Page:Lacroix - La Perle de Candelair.djvu/90

Le texte de cette page a été corrigé et est conforme au fac-similé.
82
LA PERLE DE CANDELAIR

Étienne avait une élégance native ; d’instinct, il savait se mettre, ou, pour parler d’une façon plus claire, il aurait su se mettre s’il avait eu l’argent indispensable pour cela. Mais la parcimonie de son oncle, et, avant tout, sa dignité qui l’empêchait de demander quoi que ce soit à M. Letourneur, le réduisaient aux vêtements qu’il avait apportés de Paris.

On sait de quelle façon il vivait dans ce Paris qu’on lui avait si brusquement fait quitter. On ne s’étonnera donc pas quand nous dirons qu’un vêtement de soirée lui ayant paru un luxe fort dispendieux et parfaitement inutile, il n’avait pas d’habit noir, pas plus que de gilet ni de cravate blanche. N’ayant jamais été dans le monde, il n’avait rien de ce qui était nécessaire pour y aller.

Bientôt il comprit que la privation du plaisir qu’il s’était promis n’était ni le seul, ni le plus pénible des sacrifices qui lui restaient à faire.

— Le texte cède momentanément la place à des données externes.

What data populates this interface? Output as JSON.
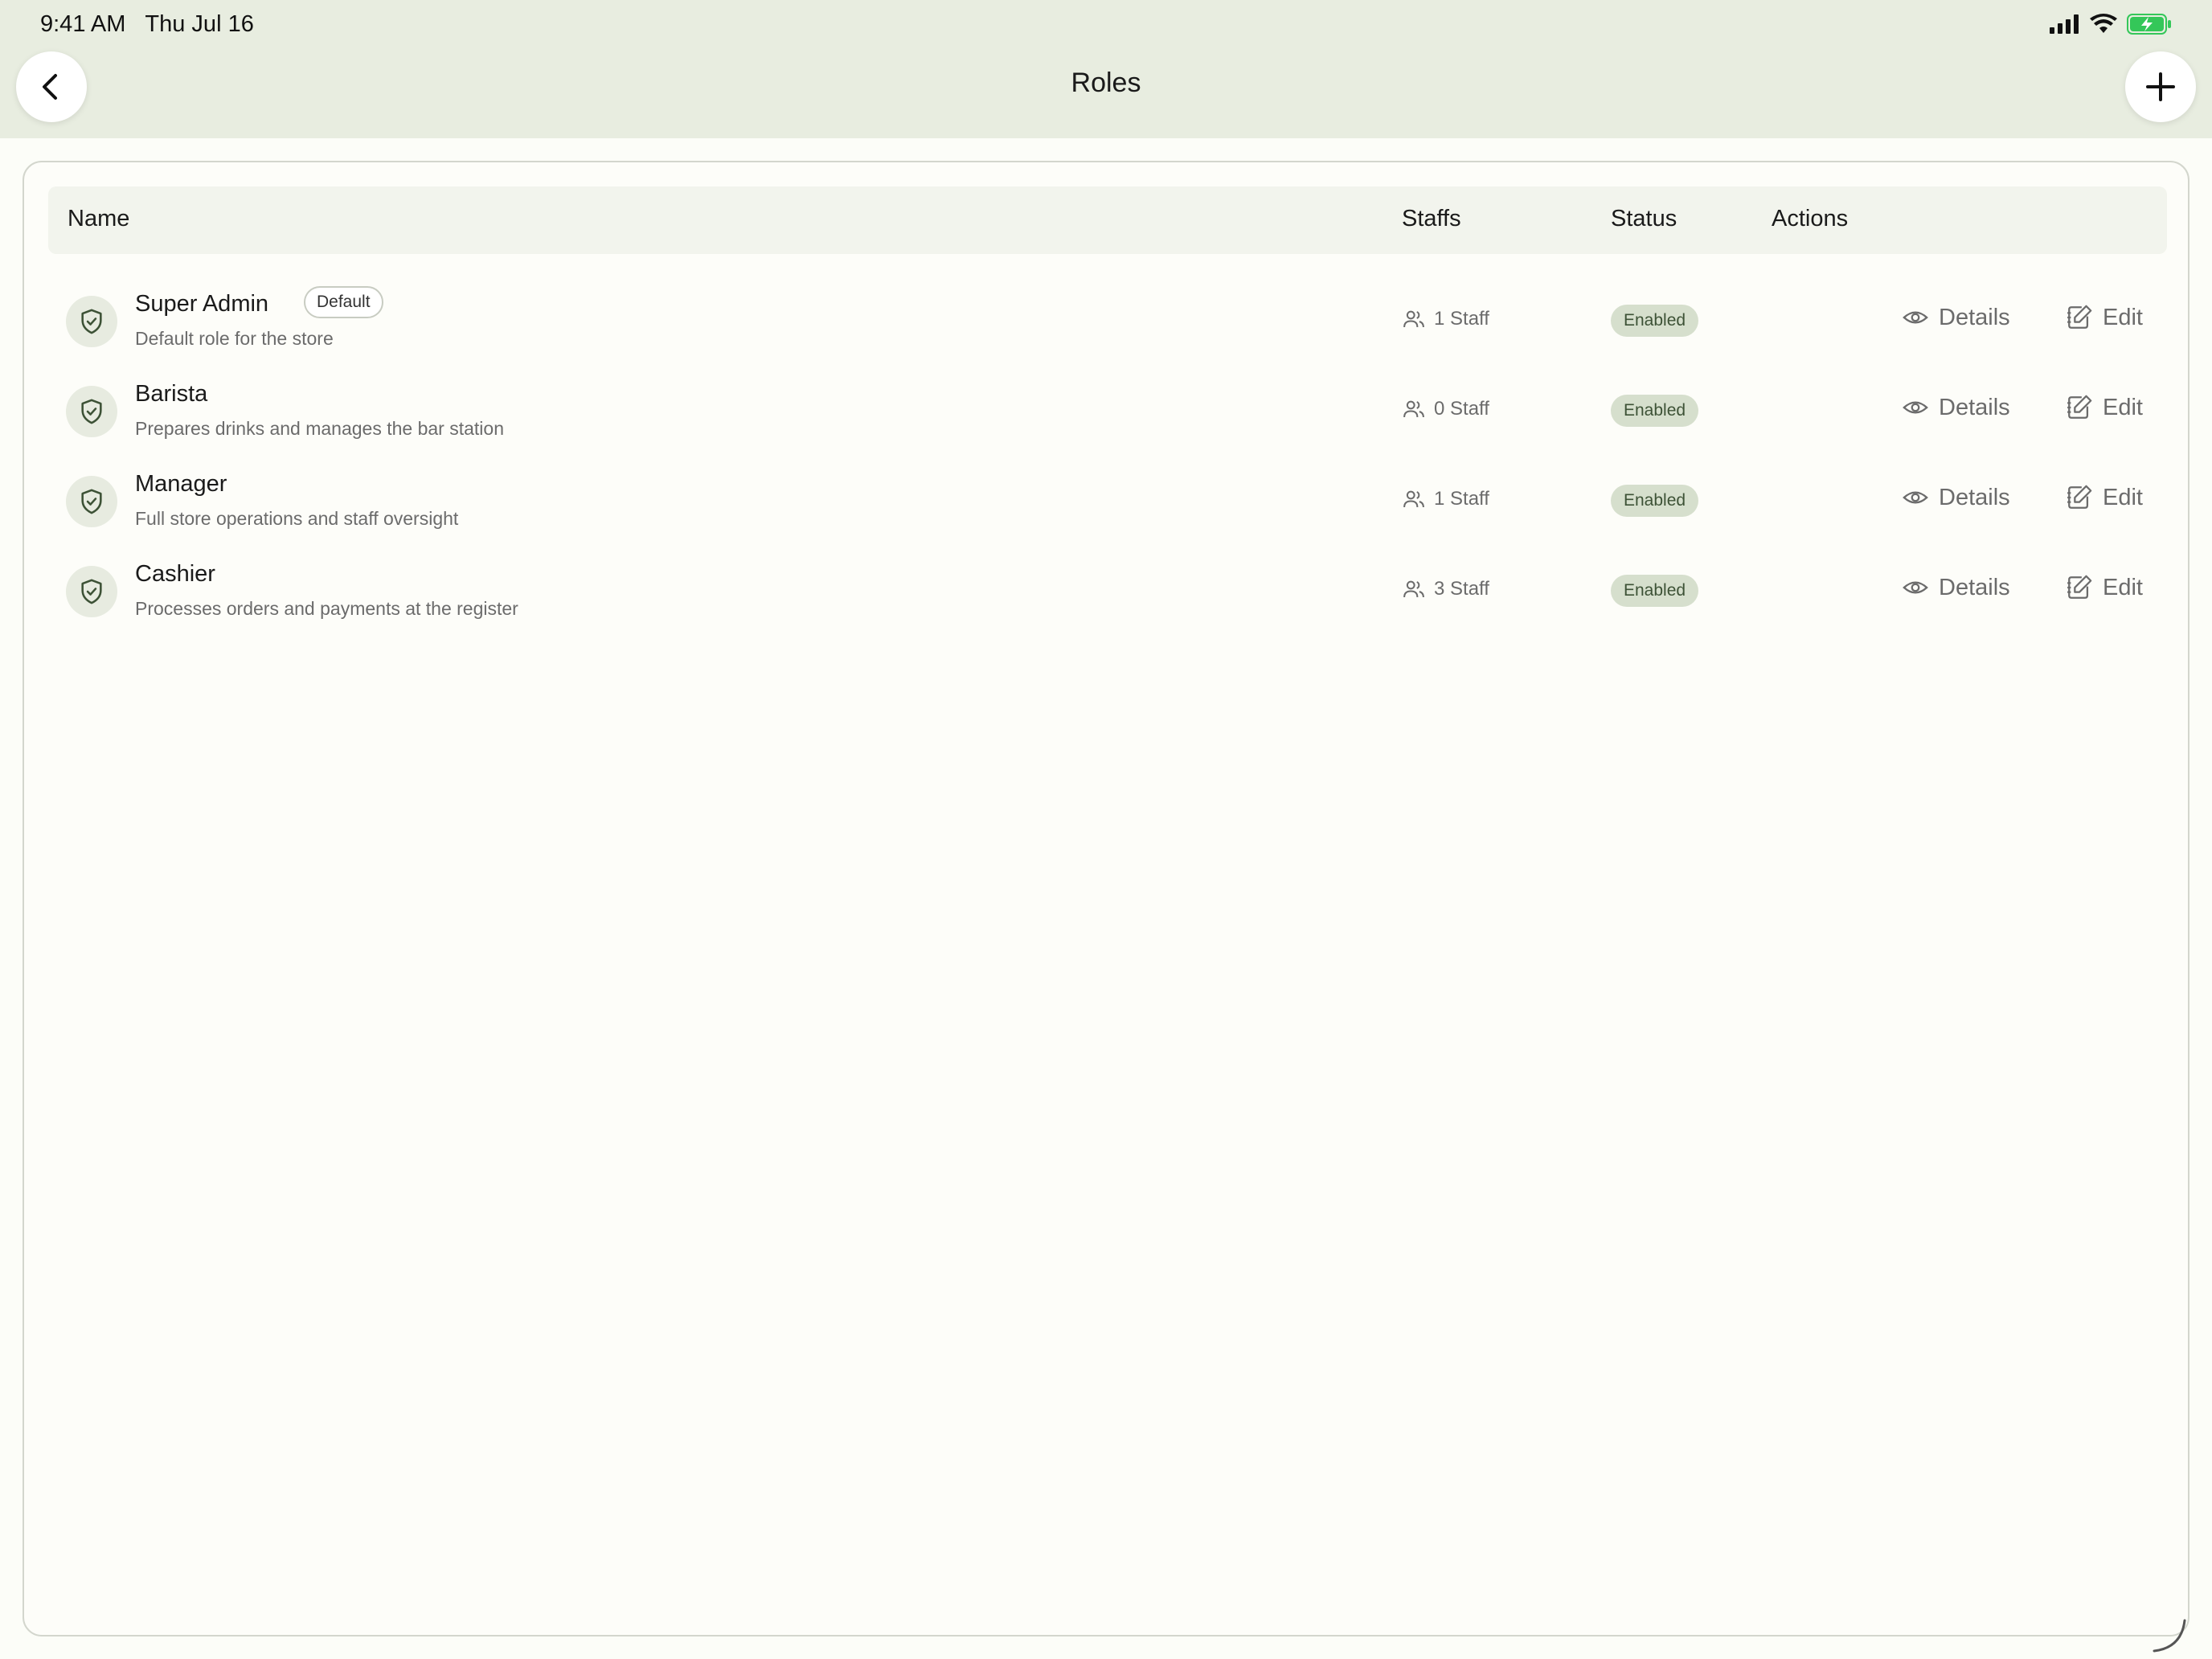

Quelque bonne qu’elle fût, sa raison de ne point accepter l’invitation qu’il avait reçue, n’étant pas de celles qu’il est permis de faire connaître, il allait se voir forcé de commettre une impolitesse vis-à-vis de M. et de Mme Malsauge, car il n’avait pas plus d’habit pour faire une visite d’excuse que pour se rendre à leur soirée.

Cette position à la fois ridicule et pénible, amena jusqu’au bord de sa paupière une larme de dépit.

Le premier moment de faiblesse passé, Étienne tâcha d’oublier qu’il aurait pu voir de près cette femme dont l’image remplissait tous ses rêves et vivre, ne fût-ce que quelques heures, de la vie joyeuse des heureux de ce monde.